Hamilton proposed that a convention be called and that it be given power to draw up and adopt a new government without reference to Congress, the states, or the people.  This government would be a “solid, coercive union” with “complete sovereignty” over the civil, military, and economic life of the thirteen states. (Page 50)
It reads like a dry run for the Philadelphia convention several years later.
Another step was for Congress to consolidate behind it the power of the army, which, like the creditors, Hamilton described as an “essential cement of the union…”  Congress could attach the army to it by providing clothing and by giving the officers half pay for life. (Page 51)
Buying the loyalty of trained killers….
Hamilton’s readiness to use the force provided by the creditors and the army to achieve political ends foreshadows the attempted coup d’état of 1783, and is of a piece with the willingness of some of the nationalists to use force to obtain their ends in 1787. (Page 51)
By the end of 1780, the nationalists were gaining the upper hand: “The war was going from bad to worse.” (Page 51) War, of course, always favors the growth of coercive government.
Congress and the states were poverty-stricken but men like Robert Morris had made fortunes out of the war…. In Pennsylvania the “Republican” party dominated by the Philadelphia merchants won the elections in the fall of 1780.  In 1780 Massachusetts got a constitution which threw much power into the hands of the coastal merchants.  In 1781 Thomas Jefferson was replaced as governor of Virginia by Thomas Nelson who had opposed independence, and above all, any change in the established order in Virginia. (Page 51, 52)

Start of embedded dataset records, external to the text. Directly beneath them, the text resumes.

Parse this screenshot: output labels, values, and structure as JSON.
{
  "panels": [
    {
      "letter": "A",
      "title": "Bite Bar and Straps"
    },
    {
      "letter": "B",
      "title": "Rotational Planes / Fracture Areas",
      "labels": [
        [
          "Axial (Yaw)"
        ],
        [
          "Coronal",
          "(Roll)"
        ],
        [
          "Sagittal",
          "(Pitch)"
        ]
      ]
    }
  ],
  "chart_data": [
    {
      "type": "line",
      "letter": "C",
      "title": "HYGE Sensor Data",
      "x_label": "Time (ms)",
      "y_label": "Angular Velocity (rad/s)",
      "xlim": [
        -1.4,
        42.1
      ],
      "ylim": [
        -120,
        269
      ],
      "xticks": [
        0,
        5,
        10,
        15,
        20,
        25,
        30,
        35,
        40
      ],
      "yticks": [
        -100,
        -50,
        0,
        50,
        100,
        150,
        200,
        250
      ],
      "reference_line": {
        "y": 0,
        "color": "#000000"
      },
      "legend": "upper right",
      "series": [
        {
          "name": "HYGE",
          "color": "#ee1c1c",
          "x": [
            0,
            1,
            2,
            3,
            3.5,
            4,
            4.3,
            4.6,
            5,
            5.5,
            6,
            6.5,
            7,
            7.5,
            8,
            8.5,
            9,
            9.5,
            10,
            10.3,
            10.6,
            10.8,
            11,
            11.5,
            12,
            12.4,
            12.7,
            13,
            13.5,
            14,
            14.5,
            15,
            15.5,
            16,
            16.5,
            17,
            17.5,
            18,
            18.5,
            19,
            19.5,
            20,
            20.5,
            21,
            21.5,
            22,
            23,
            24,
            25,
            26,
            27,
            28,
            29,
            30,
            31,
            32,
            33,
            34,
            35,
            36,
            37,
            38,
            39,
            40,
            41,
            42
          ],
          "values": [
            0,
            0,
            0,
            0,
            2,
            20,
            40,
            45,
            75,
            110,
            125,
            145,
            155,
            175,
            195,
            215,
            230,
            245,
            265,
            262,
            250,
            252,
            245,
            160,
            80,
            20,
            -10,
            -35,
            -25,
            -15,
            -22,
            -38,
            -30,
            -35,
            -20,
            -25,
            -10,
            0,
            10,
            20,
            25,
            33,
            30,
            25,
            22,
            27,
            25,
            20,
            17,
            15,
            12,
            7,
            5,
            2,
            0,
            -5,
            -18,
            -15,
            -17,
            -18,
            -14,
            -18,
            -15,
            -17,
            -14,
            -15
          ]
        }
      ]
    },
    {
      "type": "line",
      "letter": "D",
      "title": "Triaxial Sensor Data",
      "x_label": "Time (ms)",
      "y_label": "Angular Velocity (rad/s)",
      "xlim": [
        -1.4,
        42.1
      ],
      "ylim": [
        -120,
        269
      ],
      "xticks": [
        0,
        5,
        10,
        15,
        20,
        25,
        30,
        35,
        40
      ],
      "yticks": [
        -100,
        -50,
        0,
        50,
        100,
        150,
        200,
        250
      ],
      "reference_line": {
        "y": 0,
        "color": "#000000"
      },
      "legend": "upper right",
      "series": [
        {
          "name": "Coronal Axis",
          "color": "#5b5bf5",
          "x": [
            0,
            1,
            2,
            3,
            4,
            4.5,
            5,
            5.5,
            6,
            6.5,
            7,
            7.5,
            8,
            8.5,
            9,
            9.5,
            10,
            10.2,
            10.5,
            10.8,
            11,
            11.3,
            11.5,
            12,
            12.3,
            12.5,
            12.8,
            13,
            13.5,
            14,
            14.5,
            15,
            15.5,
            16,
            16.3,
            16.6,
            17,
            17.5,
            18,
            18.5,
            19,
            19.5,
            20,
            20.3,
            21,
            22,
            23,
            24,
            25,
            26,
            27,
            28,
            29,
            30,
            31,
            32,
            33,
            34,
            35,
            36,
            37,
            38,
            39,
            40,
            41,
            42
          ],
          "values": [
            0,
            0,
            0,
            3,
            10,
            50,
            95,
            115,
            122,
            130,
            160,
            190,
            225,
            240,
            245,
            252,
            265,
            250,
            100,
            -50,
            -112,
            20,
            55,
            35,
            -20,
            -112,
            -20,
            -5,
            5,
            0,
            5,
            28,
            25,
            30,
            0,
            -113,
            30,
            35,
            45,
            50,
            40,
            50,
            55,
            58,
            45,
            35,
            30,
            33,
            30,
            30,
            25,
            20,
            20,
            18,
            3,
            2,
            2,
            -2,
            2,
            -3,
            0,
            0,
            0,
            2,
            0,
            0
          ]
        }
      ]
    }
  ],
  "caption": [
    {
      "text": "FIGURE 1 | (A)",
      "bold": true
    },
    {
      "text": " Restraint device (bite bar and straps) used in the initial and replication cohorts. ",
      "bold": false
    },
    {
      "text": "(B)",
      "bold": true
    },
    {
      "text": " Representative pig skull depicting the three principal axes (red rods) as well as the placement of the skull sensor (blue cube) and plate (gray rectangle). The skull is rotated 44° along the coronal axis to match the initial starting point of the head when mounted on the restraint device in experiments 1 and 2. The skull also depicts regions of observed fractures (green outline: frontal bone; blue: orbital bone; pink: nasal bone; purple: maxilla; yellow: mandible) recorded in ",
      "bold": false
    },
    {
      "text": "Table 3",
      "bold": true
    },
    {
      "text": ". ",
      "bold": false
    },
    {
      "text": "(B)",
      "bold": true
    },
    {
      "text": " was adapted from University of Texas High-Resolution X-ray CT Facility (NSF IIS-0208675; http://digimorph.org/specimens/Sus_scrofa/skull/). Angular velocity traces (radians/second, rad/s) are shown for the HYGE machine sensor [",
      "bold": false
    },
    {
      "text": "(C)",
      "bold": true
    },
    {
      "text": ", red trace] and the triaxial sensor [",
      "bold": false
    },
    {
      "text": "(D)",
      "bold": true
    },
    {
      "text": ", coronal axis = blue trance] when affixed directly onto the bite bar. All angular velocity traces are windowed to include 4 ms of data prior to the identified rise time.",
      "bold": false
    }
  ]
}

Nationalist leaders were also elected to Congress:
Richard Henry Lee went back to Virginia and for the next two years the tone of the Virginia delegation in Congress was set by James Madison, who, in this period of his life, was ardent in behalf of centralized power.  James M. Varnum, an out-and-out believer in dictatorship, came to Congress from Rhode Island.  James Duane and Robert R. Livingston were back in Congress by 1780.  Alexander Hamilton came in 1781; James Wilson returned in 1783.  General John Sullivan from New Hampshire was no follower of the Lee-Adams group either, so that by the fall of 1780 Harrison was able to report to Hamilton that “our friends Sullivan and Carroll…have contributed immeasurably, by their independent conduct, to destroy the eastern alliance.” (Page 52)

Such was the situation at the time of the end of hostilities. The nationalists had hoped for a continuation of war long enough to consolidate power.  Ultimately, with the end of the war (and only for a time), their power quickly faded.  This is the subject of Jensen’s next section.